About MisesRevived

Philosophy and Principles

The MisesRevived blog is run by Stefan M. Kløvning and is dedicated to elaborating free-market principles and the practicability of an Anarchist society. Seeking a world without a “government”, the author delineates the logical contradictions upon which the myth of “authority” lies; exposes the waste, inefficiency, and corruption of “government” programs; explains how economic theory indicates that a free market economy lays the foundation for a much more prosperous society than an interventionist one; establishes a philosophical groundwork for emphasizing personal and economic liberty, and so on.

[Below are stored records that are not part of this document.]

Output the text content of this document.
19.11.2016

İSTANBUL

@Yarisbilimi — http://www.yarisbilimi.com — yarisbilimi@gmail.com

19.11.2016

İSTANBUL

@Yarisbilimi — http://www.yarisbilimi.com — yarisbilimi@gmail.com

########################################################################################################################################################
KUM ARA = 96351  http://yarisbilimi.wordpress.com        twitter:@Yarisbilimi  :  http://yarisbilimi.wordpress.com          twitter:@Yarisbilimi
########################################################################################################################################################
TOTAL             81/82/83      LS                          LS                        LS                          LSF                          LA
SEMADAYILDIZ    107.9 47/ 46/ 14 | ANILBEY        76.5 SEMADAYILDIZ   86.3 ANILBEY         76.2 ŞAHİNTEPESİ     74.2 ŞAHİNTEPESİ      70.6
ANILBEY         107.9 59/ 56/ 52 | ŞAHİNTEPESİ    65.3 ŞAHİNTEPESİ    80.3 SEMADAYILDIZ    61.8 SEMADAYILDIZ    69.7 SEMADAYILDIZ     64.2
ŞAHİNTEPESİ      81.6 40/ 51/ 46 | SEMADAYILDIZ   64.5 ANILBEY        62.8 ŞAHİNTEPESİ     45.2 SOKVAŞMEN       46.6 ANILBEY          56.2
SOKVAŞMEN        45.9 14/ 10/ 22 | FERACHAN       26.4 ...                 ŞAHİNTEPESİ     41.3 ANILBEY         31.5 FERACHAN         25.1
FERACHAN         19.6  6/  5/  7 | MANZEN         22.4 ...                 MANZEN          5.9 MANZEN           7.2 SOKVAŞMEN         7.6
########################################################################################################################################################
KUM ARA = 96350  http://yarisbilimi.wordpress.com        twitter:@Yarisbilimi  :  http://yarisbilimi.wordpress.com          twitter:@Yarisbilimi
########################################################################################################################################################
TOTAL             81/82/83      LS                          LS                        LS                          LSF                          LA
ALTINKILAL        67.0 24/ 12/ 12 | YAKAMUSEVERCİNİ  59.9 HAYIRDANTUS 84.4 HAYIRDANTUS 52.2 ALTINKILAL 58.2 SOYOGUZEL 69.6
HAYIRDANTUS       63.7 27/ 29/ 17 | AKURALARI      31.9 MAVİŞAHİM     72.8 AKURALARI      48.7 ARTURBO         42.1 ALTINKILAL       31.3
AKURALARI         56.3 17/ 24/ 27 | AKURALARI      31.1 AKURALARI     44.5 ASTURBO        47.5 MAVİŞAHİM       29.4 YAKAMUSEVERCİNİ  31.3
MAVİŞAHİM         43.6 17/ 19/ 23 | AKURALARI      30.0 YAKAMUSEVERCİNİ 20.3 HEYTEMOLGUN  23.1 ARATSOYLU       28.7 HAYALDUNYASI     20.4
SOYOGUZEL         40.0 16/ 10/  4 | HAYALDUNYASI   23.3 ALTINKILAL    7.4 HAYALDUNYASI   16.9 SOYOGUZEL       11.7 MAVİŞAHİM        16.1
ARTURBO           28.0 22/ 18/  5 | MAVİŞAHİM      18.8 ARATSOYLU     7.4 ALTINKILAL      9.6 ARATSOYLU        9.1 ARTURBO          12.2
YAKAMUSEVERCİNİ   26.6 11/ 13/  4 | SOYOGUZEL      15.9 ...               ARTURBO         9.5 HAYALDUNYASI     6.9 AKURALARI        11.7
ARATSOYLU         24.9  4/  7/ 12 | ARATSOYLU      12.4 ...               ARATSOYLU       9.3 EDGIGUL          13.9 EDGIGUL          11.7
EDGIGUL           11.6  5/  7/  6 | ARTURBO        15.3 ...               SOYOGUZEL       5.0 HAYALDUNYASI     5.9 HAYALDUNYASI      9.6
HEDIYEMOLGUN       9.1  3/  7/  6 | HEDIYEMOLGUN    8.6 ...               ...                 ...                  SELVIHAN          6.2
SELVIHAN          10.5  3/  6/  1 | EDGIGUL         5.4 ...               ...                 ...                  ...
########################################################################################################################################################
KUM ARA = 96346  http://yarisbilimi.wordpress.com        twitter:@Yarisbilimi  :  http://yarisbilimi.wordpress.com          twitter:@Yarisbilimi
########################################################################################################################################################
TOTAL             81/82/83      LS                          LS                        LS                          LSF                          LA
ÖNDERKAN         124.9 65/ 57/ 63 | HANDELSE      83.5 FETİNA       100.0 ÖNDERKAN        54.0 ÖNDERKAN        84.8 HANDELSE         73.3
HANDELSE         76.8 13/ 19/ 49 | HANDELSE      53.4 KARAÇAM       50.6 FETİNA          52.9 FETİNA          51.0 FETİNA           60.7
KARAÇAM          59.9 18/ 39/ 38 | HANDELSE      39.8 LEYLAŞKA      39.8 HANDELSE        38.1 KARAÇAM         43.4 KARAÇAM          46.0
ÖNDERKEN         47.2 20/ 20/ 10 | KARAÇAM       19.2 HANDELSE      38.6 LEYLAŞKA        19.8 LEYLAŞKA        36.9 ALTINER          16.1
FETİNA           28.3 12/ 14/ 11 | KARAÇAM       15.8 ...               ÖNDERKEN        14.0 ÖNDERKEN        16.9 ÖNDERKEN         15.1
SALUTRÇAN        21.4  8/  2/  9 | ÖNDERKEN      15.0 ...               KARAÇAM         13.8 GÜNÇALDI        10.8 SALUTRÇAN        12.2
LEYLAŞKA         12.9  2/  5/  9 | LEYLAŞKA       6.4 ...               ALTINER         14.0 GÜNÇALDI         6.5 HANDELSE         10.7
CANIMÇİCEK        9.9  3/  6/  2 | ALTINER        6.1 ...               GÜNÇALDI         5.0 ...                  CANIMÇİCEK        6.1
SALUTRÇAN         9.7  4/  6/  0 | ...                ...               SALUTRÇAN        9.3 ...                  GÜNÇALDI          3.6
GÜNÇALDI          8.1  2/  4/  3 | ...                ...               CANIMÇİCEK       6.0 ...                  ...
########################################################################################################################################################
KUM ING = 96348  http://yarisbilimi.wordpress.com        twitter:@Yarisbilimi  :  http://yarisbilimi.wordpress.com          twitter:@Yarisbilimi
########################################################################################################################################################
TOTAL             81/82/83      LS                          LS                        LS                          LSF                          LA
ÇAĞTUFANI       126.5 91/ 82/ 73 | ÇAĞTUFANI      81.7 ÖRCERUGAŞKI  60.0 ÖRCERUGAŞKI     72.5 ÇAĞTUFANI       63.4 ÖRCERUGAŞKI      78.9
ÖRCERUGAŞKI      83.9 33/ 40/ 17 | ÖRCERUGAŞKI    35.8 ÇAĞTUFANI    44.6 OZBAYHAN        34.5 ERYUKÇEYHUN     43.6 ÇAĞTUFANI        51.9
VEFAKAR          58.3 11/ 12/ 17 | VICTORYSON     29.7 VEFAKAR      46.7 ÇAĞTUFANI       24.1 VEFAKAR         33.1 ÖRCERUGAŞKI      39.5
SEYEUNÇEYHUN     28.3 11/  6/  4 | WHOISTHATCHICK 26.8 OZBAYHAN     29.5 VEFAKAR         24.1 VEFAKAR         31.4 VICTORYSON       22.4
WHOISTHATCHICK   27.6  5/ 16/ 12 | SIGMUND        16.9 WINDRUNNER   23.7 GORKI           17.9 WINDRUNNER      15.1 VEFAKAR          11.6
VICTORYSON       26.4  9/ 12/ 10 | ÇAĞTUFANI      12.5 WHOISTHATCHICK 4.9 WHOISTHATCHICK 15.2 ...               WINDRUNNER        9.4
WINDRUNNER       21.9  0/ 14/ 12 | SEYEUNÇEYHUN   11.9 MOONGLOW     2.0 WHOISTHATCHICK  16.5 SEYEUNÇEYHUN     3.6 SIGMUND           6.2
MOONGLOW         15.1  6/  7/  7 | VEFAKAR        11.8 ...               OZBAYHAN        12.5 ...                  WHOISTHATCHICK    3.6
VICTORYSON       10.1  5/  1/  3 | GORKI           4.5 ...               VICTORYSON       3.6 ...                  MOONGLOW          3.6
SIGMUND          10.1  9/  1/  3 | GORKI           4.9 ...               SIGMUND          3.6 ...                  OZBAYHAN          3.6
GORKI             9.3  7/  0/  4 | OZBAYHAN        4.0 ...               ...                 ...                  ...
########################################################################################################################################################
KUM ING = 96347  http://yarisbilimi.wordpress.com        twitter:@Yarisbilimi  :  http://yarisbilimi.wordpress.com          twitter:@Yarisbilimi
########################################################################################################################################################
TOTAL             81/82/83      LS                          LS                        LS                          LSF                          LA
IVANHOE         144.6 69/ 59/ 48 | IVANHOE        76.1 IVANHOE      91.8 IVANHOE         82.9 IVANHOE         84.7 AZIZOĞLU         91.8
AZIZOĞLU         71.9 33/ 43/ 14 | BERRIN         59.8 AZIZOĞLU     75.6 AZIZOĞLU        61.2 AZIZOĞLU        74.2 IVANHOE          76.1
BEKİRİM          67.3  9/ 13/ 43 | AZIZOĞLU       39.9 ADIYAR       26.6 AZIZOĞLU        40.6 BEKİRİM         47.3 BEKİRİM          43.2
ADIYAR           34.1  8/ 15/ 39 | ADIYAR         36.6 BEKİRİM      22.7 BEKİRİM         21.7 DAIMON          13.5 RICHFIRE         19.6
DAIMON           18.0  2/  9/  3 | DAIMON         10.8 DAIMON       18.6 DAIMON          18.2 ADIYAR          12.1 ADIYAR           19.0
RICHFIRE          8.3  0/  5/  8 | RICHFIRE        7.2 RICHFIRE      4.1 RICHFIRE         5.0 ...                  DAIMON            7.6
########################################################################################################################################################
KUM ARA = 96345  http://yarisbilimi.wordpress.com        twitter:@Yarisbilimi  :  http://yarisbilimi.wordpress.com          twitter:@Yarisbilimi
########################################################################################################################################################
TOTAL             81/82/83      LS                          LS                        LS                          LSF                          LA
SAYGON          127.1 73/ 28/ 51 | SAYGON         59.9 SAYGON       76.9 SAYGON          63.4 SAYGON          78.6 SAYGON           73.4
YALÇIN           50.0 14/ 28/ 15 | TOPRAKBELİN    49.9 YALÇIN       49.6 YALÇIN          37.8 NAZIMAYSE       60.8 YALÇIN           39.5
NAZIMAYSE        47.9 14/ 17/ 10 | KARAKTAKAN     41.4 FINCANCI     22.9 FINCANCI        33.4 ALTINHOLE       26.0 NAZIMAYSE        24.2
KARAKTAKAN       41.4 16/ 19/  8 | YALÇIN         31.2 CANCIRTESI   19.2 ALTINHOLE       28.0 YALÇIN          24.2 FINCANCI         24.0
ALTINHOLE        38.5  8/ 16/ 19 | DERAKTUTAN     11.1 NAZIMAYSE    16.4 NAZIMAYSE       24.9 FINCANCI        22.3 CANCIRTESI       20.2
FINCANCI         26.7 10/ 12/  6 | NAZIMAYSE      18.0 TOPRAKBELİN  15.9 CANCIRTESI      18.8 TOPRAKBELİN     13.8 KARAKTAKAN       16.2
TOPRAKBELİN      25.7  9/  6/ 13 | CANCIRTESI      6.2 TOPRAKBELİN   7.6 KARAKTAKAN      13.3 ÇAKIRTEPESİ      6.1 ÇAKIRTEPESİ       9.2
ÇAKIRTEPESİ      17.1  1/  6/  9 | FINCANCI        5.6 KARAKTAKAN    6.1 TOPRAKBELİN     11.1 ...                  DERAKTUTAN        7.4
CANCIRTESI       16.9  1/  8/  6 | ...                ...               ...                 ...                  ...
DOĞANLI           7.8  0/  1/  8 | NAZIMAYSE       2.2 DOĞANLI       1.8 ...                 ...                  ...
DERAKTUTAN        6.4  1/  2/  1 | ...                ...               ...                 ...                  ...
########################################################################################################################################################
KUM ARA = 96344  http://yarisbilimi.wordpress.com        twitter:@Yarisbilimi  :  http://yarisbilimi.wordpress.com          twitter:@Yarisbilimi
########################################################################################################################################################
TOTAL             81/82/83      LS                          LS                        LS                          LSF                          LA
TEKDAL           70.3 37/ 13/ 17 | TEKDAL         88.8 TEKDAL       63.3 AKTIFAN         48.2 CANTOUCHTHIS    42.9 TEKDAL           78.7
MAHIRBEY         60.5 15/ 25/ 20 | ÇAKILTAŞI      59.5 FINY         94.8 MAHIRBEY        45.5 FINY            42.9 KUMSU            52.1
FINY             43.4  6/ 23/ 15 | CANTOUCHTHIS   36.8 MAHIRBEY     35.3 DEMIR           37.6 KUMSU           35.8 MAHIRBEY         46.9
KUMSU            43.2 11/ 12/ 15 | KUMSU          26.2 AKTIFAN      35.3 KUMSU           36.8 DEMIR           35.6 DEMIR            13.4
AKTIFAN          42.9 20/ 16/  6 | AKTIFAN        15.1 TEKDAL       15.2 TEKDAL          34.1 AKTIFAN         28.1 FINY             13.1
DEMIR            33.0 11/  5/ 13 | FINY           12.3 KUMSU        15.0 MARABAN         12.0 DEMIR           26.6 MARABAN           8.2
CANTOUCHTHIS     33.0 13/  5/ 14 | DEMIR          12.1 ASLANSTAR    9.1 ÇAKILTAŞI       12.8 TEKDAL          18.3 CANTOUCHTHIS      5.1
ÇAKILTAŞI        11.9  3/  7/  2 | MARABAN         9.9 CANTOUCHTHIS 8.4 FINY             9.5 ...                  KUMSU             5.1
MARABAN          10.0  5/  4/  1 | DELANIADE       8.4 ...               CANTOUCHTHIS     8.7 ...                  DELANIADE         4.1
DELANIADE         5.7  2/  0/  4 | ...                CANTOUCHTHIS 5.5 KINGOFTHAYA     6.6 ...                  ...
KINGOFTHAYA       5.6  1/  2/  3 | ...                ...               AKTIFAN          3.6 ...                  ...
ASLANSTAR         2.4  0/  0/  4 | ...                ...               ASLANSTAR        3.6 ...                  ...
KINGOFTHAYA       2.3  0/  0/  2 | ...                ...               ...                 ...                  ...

The name of the blog is taken from the great 20th-century economist and political philosopher Ludwig von Mises. Though Mises himself wasn’t an Anarchist and even strongly opposed it, he was a central figure for elaborating the philosophy and economics of liberty, as well as the inherent problems with “government” activity, and worked hard throughout his life in the ideological battle between (classical) liberalism and Socialism/interventionism. His motto, taken from an ancient Roman poet, tu ne cede malis, sed contra auterior ito [do not give in to evil but advance ever more boldly against it], was one which he consistently followed, which is apparent from his great body of work. Those characteristics of Mises are the ones sought to be “revived” in this blog: A bold and consistent defense of the liberty of the individual, and having a strong discipline to underpin the effort.

About the Author

Stefan is a Norwegian high school student studying economics in his spare time, with aspirations of eventually taking a Ph.D. in economics and afterward contributing to growth in the private sector. He’s a follower of the Austrian School of Economics, drawing inspiration mainly from Claude-Frédéric Bastiat, Ludwig von Mises and Murray Rothbard, and blogs regularly about thoughts on a variety of topics, mainly economics and politics, but also philosophy, psychology, and history.

Reading material


A succinct and easily readable introduction to the Anarchist philosophy, which dispels many common objections thereof, is provided in Larken Rose’s What Anarchy Is Not (36 pages). For a more in-depth analysis, see his The Most Dangerous Superstition (212 pages).

In addition to Rose’s great writings on the topic, Murray N. Rothbard’s Anatomy of the State (55 pages) presents a perceptive and eloquent philosophical analysis of the fundamental problems with the concept of a “State”. 

For more details, No Treason (129 pages) by Lysander Spooner is recommended for a comprehensive critique of the legitimacy of the Constitution, as well as any similar founding documents. Spooner also explains a central libertarian tenet in Vices Are Not Crimes (18 pages), where he distinguishes between crimes (activities harming someone else’s body or property) and vices (activities harming one own’s body or property), of which only the former should be subjected to punishment.


For those completely new to economics, Bob Murphy’s Lessons for the Young Economist (376 pages) may be among the best works explaining the basic principles and concepts. Henry Hazlitt’s Economics in One Lesson, likewise provide a great introduction to the field of economics.

To get a further grasp of economic thinking, see Claude-Frédéric Bastiat’s That Which is Seen, And That Which is Not Seen and Ludwig von Mises’ Ultimate Foundation of Economic Science (133 pages).